May 14, 2005 Quadrille dancers, old time masqueraders, a Quelbe band, mocko jumbie dancers, a steel pan orchestra and even a may pole were featured at Cultural Day, sponsored by the V.I. Department of Tourism as part of its observance of National Tourism Week. Buddhoe Park in Frederiksted, the site of the 1848 Emancipation Proclamation, came alive with culture and the hundreds of people who attended had nothing but good things to say about the day, and the town of Frederiksted.
The theme of the day was "Embracing Tourism Through our Cultural Past." The Department of Tourism has been using the culture and heritage of St. Croix as a selling point for the island, and, according to Pamela C. Richards, tourism commissioner, visitors and residents are embracing the theme. Decked out in her red tourism tee-shirt, Richards stood behind a table filled with give aways of pens, pencils, balloons, mugs, and beach balls handing out goodies to a line of adults and children.
"The visitors to St. Croix want to experience the culture, so we are showcasing it for them," Richards said. Richards said she and her staff regularly issue press releases of cultural events on the island to the hotels and travel agents. "We tell the hotels where to direct their visitors while they are in St. Croix." Richards said the Danish visitors flock to any cultural activity that is taking place. "They want to be involved in the island."
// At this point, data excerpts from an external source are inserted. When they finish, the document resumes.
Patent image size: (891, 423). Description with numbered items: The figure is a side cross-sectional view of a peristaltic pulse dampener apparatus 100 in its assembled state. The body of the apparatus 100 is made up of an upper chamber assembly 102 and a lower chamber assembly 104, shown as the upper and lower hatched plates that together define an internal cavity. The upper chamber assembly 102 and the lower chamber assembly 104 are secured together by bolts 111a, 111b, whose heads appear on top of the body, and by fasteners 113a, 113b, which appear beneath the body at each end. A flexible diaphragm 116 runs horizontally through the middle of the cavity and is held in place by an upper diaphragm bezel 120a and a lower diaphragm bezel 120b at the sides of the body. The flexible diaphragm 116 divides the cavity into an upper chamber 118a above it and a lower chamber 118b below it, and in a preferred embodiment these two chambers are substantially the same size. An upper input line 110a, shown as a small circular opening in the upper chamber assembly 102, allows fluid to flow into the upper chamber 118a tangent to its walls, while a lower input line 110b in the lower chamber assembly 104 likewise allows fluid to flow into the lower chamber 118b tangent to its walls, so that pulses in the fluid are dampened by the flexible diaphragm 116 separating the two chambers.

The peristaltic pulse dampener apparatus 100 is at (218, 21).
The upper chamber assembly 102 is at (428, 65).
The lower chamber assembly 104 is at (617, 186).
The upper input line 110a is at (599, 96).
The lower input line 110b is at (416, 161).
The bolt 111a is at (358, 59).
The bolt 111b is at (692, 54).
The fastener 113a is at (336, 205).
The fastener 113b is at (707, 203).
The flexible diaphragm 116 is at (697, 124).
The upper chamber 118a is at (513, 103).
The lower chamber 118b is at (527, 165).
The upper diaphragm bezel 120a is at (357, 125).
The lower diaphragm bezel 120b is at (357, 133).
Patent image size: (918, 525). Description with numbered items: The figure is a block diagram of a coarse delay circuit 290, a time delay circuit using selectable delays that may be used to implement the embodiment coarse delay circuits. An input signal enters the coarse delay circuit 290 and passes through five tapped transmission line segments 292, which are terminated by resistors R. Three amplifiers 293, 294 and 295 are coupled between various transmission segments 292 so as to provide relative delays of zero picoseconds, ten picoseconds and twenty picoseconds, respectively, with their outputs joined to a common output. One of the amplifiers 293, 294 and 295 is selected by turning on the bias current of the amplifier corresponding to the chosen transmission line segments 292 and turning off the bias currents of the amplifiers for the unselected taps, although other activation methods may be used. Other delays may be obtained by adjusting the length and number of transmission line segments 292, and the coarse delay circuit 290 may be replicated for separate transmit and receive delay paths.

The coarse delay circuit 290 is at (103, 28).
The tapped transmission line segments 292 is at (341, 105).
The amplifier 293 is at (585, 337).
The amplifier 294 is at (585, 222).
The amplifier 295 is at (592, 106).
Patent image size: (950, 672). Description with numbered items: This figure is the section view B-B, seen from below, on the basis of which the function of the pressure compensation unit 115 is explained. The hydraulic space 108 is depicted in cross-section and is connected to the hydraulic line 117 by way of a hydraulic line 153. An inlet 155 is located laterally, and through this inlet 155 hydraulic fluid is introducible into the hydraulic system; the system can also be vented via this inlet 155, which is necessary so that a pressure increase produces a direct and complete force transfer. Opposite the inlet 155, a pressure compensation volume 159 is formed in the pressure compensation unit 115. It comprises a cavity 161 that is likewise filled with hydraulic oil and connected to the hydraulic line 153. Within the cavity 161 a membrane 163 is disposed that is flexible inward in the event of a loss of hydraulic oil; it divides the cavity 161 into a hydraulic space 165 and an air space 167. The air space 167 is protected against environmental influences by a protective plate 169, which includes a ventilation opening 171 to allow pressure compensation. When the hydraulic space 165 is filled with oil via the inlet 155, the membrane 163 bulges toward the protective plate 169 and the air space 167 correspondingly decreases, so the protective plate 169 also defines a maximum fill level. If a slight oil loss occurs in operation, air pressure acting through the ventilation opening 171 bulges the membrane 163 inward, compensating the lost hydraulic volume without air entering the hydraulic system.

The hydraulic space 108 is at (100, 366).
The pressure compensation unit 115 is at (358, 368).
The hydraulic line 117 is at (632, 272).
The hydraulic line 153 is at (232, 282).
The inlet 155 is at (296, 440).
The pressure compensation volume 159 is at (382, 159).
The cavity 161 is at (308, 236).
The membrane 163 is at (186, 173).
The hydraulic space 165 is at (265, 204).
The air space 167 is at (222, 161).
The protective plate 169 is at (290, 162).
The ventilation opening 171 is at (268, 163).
Leroy "Crime" Arnold and his wife Muriel were lounging on one of the about 24 benches ringing the bandstand, watching the activities. "I've lived most of my life in Frederiksted," Leroy said. "I love it, I love the culture." Muriel said she was encouraged by the progress of the Frederiksted waterfront project. (See "Frederiksted Will Rise Again").
"It's going to be great," Muriel said. "Great for the businesses and great for Frederiksted."
There were about six food tents circling the park, providing any type of native food drink or dessert for which one might have a taste. Curtis Williams was at one booth, busy serving customers, scooping out steaming spoonfuls of red pea soup made by Gloria Joseph, a famous local cook. Huge pots of seafood and pork kallaloo, fried fish, roast goat, conch in butter sauce and souse, occupied every inch of the serving table. A crowd of people gathered around, patiently waiting their turn. "I cook the old fashioned way," Joseph said. "I dont use any shortcuts." Joseph, who said she was taught to cook by her godmother, said it was only recently she stopped cooking on "coal pots." "The price of coal is getting expensive too," she said. "But I still fry my fish on a coal pot," she emphasized.
Laverne Bates, a well-known dessert cook, was surrounded in sweets under her candy-striped tent at the west end of the park. Pineapple, guava and coconut individual tarts were so tempting, you wanted to just pop one in your mouth. Bates specializes in Danish desserts such as dundersla, a peanut concoction, heart shaped mints, and lozanger, a peppermint candy braided like a straight pretzel.
Karen and Tom Zimmerman came out to the park to enjoy some of the good food on sale. "I had some seafood kallaloo and my wife had baked chicken," said Zimmerman, "I'm getting ready to eat some rum cake." The Zimmermans, who have made St. Croix their home for the past 30 years, said they are anticipating the re-opening of the Frederiksted waterfront. "Frederiksted is a great town, one of the nicest cruise ship ports in the Caribbean," said Karen, who added she and her husband have been on many Caribbean cruises.
Yvette de la Banque was the winner of a round-trip ticket for two to Denmark compliments of Dansk Vestindien, the Danish West Indian Travel Agency. Marlene Henderson, of St. Croix, won the best fruit punch contest and a prize of $1,000. Her fruit punch will be served at all tourism events in the Virgin Islands. Carolyn Isaac of St. Thomas won second place and a prize of $500.
Providing the entertainment was Stanley and the Ten Sleepless Knights, Ricardo Richards Steele Pan Orchestra, D.J. Comombo, the Claude O. Markoe elementary school masqueraders, and the Juanita Gardine elementary school quadrille dancers.